With the ban on growing genetically-modified crops in SA extended until 2025, moratorium supporters say the next step is to change labeling laws to allow consumers to identify products with GM-produced ingredients.
Greens MLC Mark Parnell said consumers were increasingly wanting to know what was in their food and how it was grown.
“The demand for consumers to know more about the products and services they buy and consume is growing, and that includes GM,” he said.
“If we wanted to have special laws for labelling of GM ingredients in our foods sold in SA, we can do it under state law.
“If the community demands the right to know that all of the ingredients in those biscuits are properly labelled so you know whether it’s GM or not, the state government, in my view, has the power to introduce those labeling laws.
“We’re the only ones with drink deposit legislation for special labels for SA, we could do that for GM food as well.”
The labelling proposal and the background of the GM moratorium was discussed at the SA GM-free Election Forum in Adelaide on Monday night, ahead of next month’s state election.
In committing to the moratorium, Agriculture Minister Leon Bignell said it was too important to the state’s farmers and the market to give it up.
Mr Bignell considered international markets a priority and praised KI Pure Grain’s efforts in finding a market in Japan to attract a premium for its canola, but said other farmers were not taking the same approach.
“A lot of our farmers, the broadacre farmers, think about how many bags to the acre and how many dollars per tonne, and they’re so far removed from the market, and it’s not their fault – it’s the system that’s there.
“They (farmers) feel that they have very little control over the end point and what price they’re going to get and the marketing of that, and so it needs to be a whole chain of people working together along that chain of the farmer right through to the consumer.”
Focusing on global marketability, Mr Bignell said he was working with one of the fastest growing food retailers in the world, United States-based Wholefoods, because is was focusing on non-GM.
“We’re working with them to try and get SA produce into those stores,” he said.
Future independent GM reviews supported
While the Liberal Party supports the moratorium on genetically-modified crops, Opposition agriculture spokesperson David Ridgway said he was committed to commissioning an independent review of the quantitative benefit of the ban should they win the election.
“We have made it very clear that if we’re elected that we will make sure we do a proper economic study into the value of the moratorium,” he said.
“If there is a financial benefit, and a benefit to our South Australian economy by being GM-free that we can quantify and measure, I don’t have a problem with recommending continuing the moratorium, but we just don’t know and we’ve never been able to get that information.”
Representing Nick Xenophon for the SA Best party at Monday’s GM-free forum, candidate for the seat of Waite Graham Davies said the party supported the moratorium but would like to see a review or study on the entire supply chain in the state.
“So keep the moratorium, and if this full study and a complete study was done, and it showed everything in an open, honest and transparent manner, then that’s up for debate,” Mr Davies said.
“(But) if one’s going to look at the study, it must be on the economics, on the legalities, on the supply chain.
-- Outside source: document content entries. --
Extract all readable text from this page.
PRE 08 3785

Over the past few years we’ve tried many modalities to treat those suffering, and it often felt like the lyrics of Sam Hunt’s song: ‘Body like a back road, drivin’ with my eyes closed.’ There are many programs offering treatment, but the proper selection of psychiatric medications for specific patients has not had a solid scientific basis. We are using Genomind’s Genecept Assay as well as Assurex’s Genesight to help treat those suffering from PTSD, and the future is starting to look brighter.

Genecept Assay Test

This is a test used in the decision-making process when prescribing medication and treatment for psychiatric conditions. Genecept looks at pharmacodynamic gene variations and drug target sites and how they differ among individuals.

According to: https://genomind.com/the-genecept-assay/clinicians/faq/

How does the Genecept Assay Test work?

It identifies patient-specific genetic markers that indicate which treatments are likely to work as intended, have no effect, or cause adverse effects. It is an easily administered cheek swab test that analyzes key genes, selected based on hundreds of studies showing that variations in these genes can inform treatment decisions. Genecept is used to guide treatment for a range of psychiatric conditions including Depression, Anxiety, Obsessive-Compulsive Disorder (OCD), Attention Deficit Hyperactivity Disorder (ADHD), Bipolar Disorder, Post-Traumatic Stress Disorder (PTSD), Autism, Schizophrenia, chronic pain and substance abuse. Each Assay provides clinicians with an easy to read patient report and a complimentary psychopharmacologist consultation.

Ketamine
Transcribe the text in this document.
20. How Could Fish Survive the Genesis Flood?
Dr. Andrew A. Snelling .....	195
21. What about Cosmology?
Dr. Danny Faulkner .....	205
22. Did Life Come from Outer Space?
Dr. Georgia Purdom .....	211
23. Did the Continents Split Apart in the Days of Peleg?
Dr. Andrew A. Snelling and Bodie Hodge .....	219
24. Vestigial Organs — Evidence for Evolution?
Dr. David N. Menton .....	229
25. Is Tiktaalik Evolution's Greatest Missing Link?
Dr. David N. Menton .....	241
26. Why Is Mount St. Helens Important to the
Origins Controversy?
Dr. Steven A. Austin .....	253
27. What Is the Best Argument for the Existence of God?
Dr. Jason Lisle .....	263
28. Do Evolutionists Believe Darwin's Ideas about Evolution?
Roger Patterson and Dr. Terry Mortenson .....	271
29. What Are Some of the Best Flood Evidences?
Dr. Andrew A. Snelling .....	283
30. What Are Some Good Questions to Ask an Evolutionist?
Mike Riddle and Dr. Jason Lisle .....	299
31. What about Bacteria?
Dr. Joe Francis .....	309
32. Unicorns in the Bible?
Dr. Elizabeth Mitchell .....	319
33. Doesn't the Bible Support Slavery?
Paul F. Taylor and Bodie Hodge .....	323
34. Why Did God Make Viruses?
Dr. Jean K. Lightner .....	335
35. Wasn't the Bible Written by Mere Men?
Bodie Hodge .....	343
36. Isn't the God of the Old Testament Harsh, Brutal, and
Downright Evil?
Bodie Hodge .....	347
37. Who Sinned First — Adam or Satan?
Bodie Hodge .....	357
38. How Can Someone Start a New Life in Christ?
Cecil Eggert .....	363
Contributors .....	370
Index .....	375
To do it, you’ve got to look at the whole thing.”
Greens MLC Mark Parnell agreed that a future debate on GM was necessary.
“We need a broader debate, we want a larger range of voices, (and) I’d say, of course, the study needs to go beyond the pure economics,” Mr Parnell said.
Agriculture Minister Leon Bignell encouraged those passionate about moratorium to continue to contact the members of parliament and make noise to tell them why the GM ban is important, because one day the moratorium could be lifted.
“One criticism I might have on the non-GM movement, is because we’ve had a moratorium on it in SA, you’ve taken that for granted,” he said.